Speakers at this event will explore law reform and law drafting in small jurisdictions through the themes of sovereignty; the impact of colonialism and legal plurality; the challenges of harmonising laws at regional and international levels; and constitutional reform.
Professor Claire de Than is a senior legal academic of more than 25 years’ standing, and a Jersey Law Commissioner, currently working on a Criminal Code. She has over 85 legal publications in total, including 15 books, chapters in leading legal monographs and edited collections, such as Reed and Bohlander, Substantive Issues in Criminal Law (Ashgate, 2011) and articles in a variety of national and international journals, including the Modern Law Review. Her research fields include criminal law, comparative law of tiny jurisdictions, human rights law, media law, and disability law. She has been an expert for the Law Commission of England and Wales on two recent projects. She has advised several governments and many organisations on criminal law, human rights and law reform issues, with specialisms in the law of British Overseas Territories and Crown Dependencies.
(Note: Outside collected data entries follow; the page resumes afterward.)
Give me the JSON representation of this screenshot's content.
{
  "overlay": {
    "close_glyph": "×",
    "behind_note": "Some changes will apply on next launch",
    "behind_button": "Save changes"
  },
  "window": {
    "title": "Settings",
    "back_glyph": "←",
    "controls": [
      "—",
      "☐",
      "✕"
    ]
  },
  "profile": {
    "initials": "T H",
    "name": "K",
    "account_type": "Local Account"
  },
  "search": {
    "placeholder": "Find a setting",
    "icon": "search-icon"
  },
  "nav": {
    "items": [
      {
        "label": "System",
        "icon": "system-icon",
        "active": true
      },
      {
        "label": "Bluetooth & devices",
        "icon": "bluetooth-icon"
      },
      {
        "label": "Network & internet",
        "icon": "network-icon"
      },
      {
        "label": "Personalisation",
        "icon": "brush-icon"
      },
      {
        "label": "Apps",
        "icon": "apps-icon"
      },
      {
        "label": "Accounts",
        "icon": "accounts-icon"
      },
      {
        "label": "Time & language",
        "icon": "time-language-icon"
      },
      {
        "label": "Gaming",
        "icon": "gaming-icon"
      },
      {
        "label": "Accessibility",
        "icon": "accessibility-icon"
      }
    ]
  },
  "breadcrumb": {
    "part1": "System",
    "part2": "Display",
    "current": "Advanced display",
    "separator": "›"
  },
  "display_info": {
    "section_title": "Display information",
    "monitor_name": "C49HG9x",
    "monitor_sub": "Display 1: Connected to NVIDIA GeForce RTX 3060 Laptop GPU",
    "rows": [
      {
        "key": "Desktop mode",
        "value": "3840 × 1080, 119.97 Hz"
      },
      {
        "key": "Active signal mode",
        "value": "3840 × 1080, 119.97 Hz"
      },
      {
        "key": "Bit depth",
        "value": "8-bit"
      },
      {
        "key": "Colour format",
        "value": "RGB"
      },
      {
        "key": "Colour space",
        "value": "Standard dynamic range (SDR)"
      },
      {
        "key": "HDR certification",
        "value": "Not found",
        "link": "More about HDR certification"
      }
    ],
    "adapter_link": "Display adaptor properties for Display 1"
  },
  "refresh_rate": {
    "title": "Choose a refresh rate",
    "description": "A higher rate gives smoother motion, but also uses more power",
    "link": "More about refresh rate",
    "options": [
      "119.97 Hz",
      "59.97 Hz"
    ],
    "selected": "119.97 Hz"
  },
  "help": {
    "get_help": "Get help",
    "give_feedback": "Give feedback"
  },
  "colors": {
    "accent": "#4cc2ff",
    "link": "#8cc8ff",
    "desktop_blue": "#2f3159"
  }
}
Professor Peter W Edge is Professor of Law at the School of Law, and the Centre for Global Politics at Oxford Brookes University. He received his PhD in Manx constitutional law from Cambridge University in 1994, and has published extensively on Manx law, and broader legal context of UK dependent territories. Recent Manx work includes a multimethod analysis of the temporary licensing of foreign counsel as Manx advocates, and the reception and implications of the Lisvane Review of the Functioning of Tynwald.